Em algum momento da nossa vida, especialmente na infância, vivenciamos a dependência: vamos depender da mãe e do pai para alimentar, ganhar colo, acalmar, quase que para respirar e viver; é uma ligação muito forte.

Engana-se quem acredita que essa ligação acaba, pois ela não acaba nunca, apenas vai se transformando, passando por fases e por etapas. Hoje em dia, o que se entende na disciplina positiva em relação à criação com apego é que o apego não faz mal, pelo contrário.

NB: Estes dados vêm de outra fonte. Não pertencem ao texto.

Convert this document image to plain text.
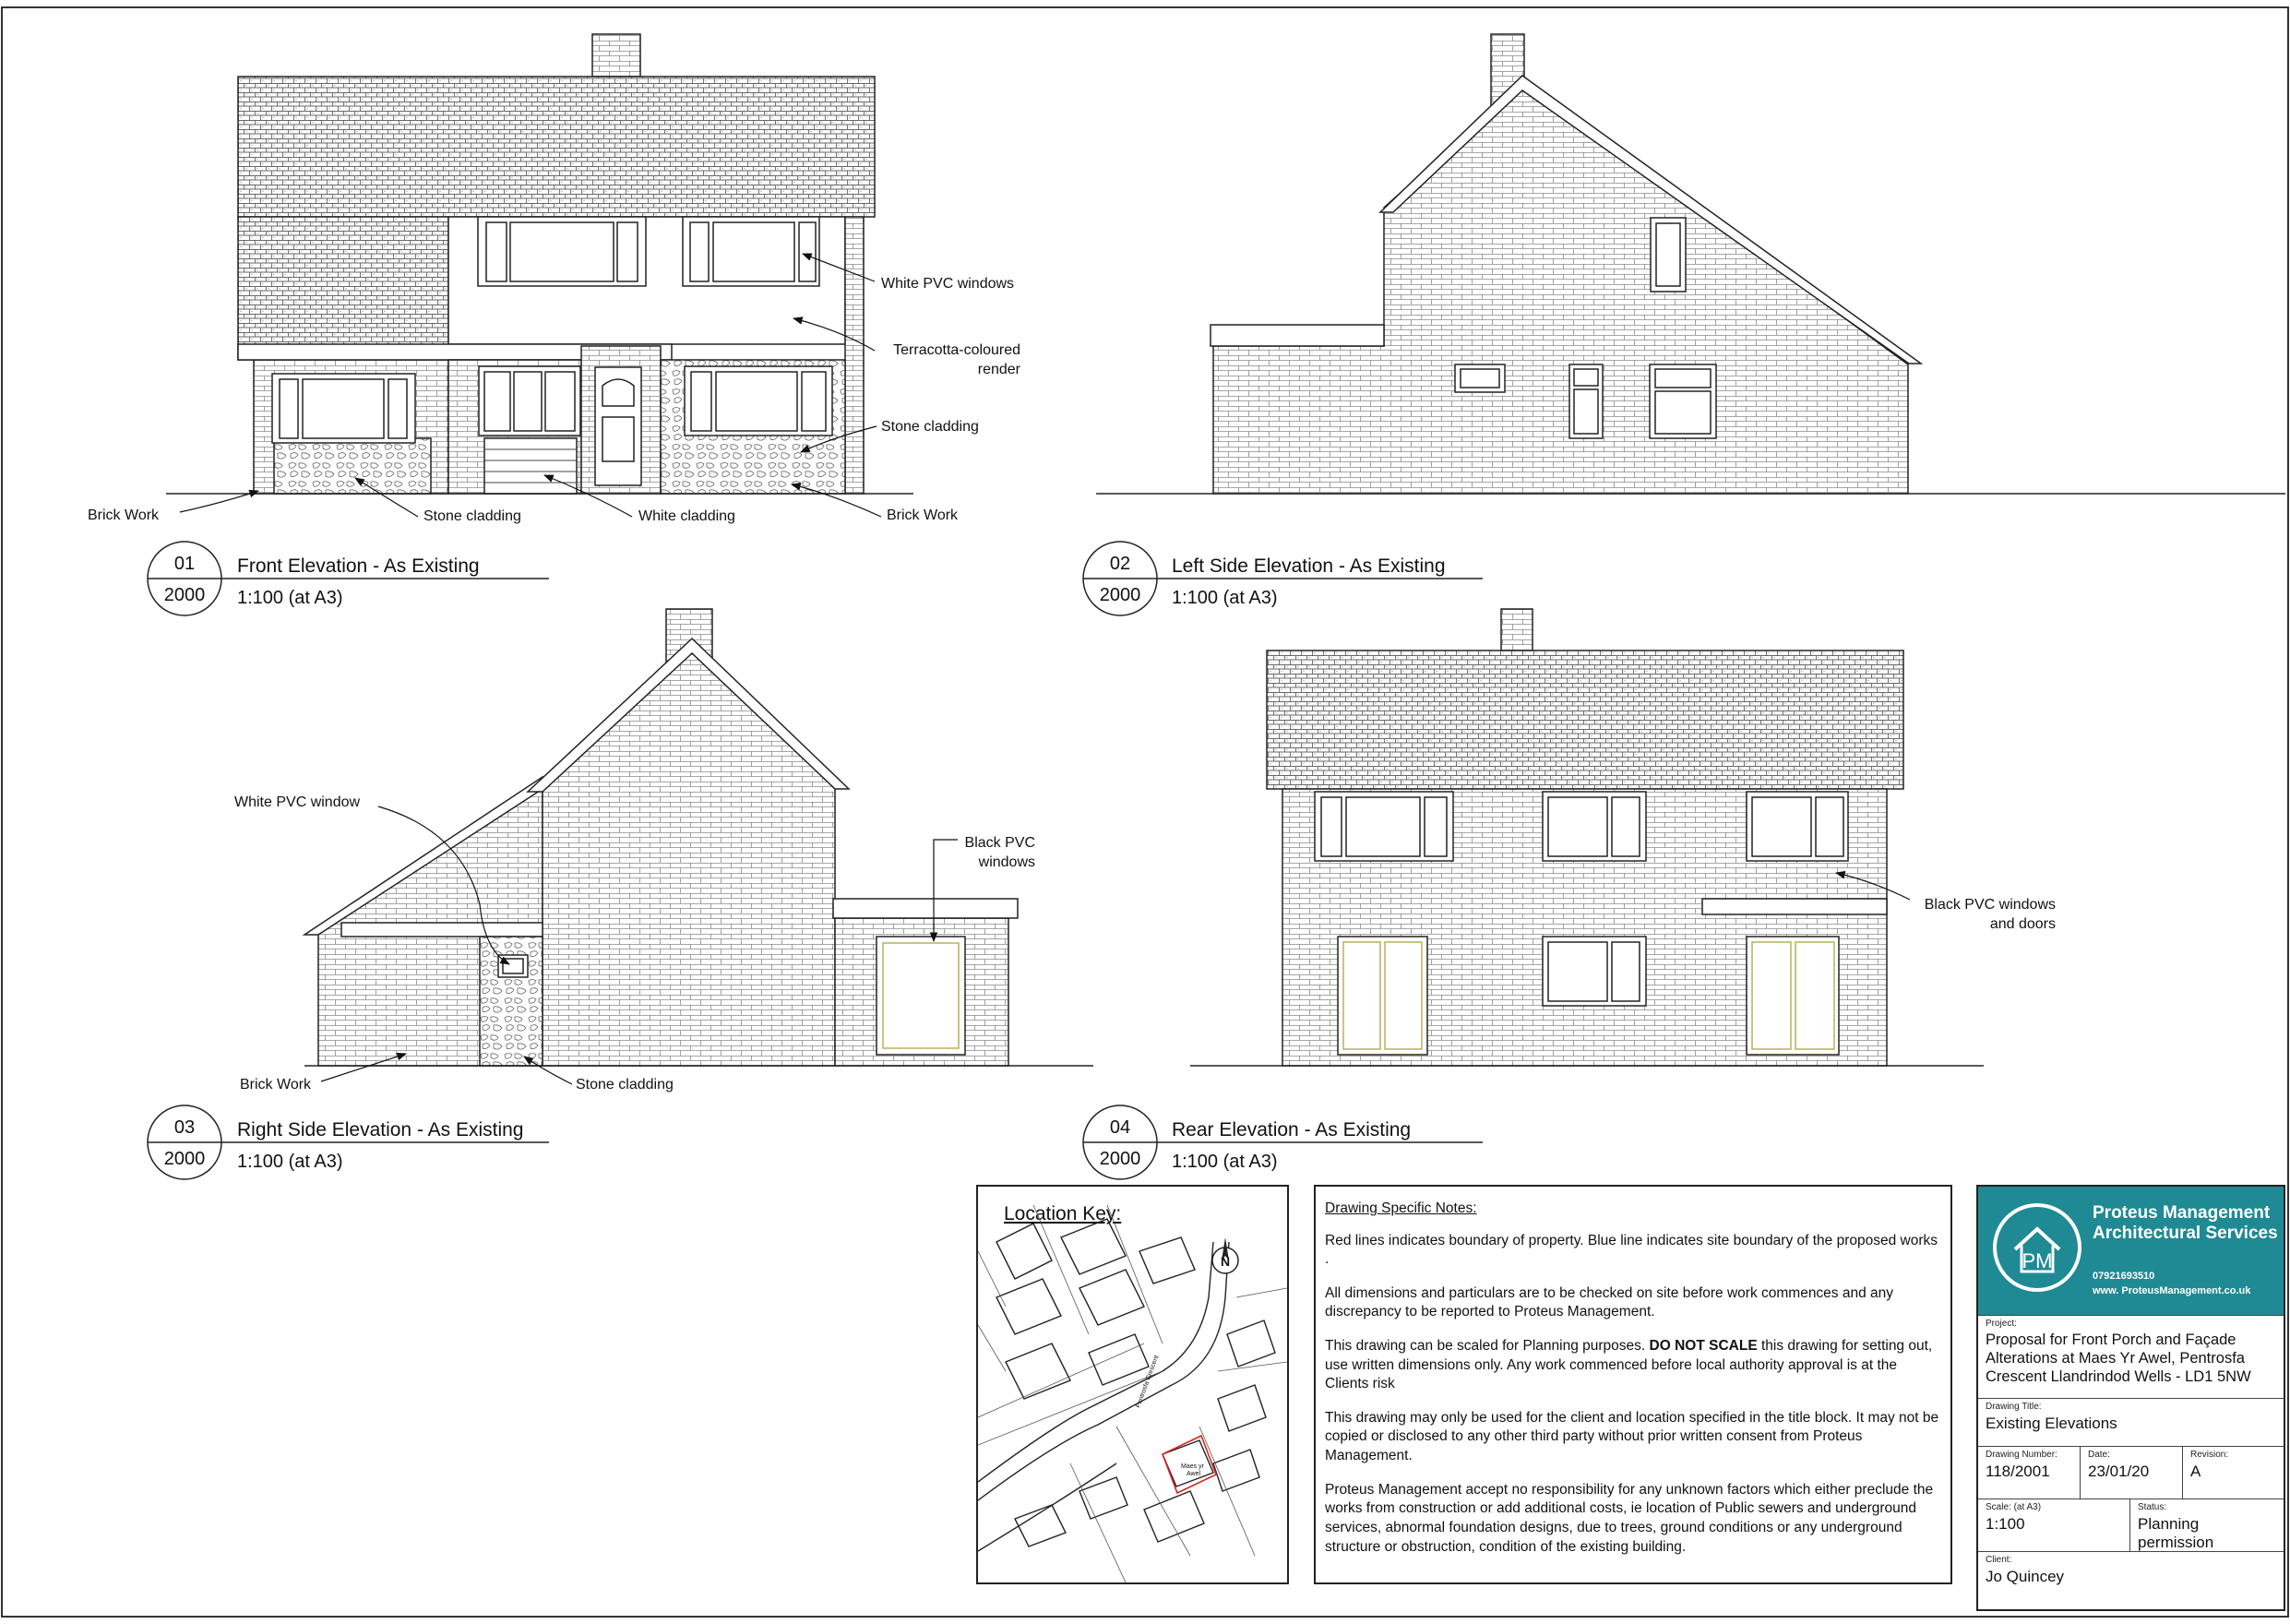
White PVC windows
Terracotta-coloured
render
Stone cladding
Brick Work	Stone cladding	White cladding	Brick Work
White PVC window
Black PVC
windows
Brick Work	Stone cladding
Black PVC windows
and doors
01
2000
Front Elevation - As Existing
1:100 (at A3)
02
2000
Left Side Elevation - As Existing
1:100 (at A3)
03
2000
Right Side Elevation - As Existing
1:100 (at A3)
04
2000
Rear Elevation - As Existing
1:100 (at A3)
Location Key:
N
Pentrosfa Crescent
Maes yr
Awel
Drawing Specific Notes:

Red lines indicates boundary of property. Blue line indicates site boundary of the proposed works .

All dimensions and particulars are to be checked on site before work commences and any discrepancy to be reported to Proteus Management.

This drawing can be scaled for Planning purposes. DO NOT SCALE this drawing for setting out, use written dimensions only. Any work commenced before local authority approval is at the Clients risk

This drawing may only be used for the client and location specified in the title block. It may not be copied or disclosed to any other third party without prior written consent from Proteus Management.

Proteus Management accept no responsibility for any unknown factors which either preclude the works from construction or add additional costs, ie location of Public sewers and underground services, abnormal foundation designs, due to trees, ground conditions or any underground structure or obstruction, condition of the existing building.

PM
Proteus Management
Architectural Services
07921693510
www. ProteusManagement.co.uk
Project:
Proposal for Front Porch and Façade Alterations at Maes Yr Awel, Pentrosfa Crescent Llandrindod Wells - LD1 5NW
Drawing Title:
Existing Elevations
Drawing Number:
118/2001
Date:
23/01/20
Revision:
A
Scale: (at A3)
1:100
Status:
Planning permission
Client:
Jo Quincey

Quando a criança tem uma necessidade e apresenta desconforto, fome ou dor, por exemplo, normalmente mostra por meio do choro, porque ainda não sabe organizar isso e informar verbalmente. Nós, adultos, percebemos esse desconforto, atendemos à necessidade e, quando isso ocorre, a criança entende que pode contar com a gente — assim, entende que a comunicação desses sinais funciona, e é positiva.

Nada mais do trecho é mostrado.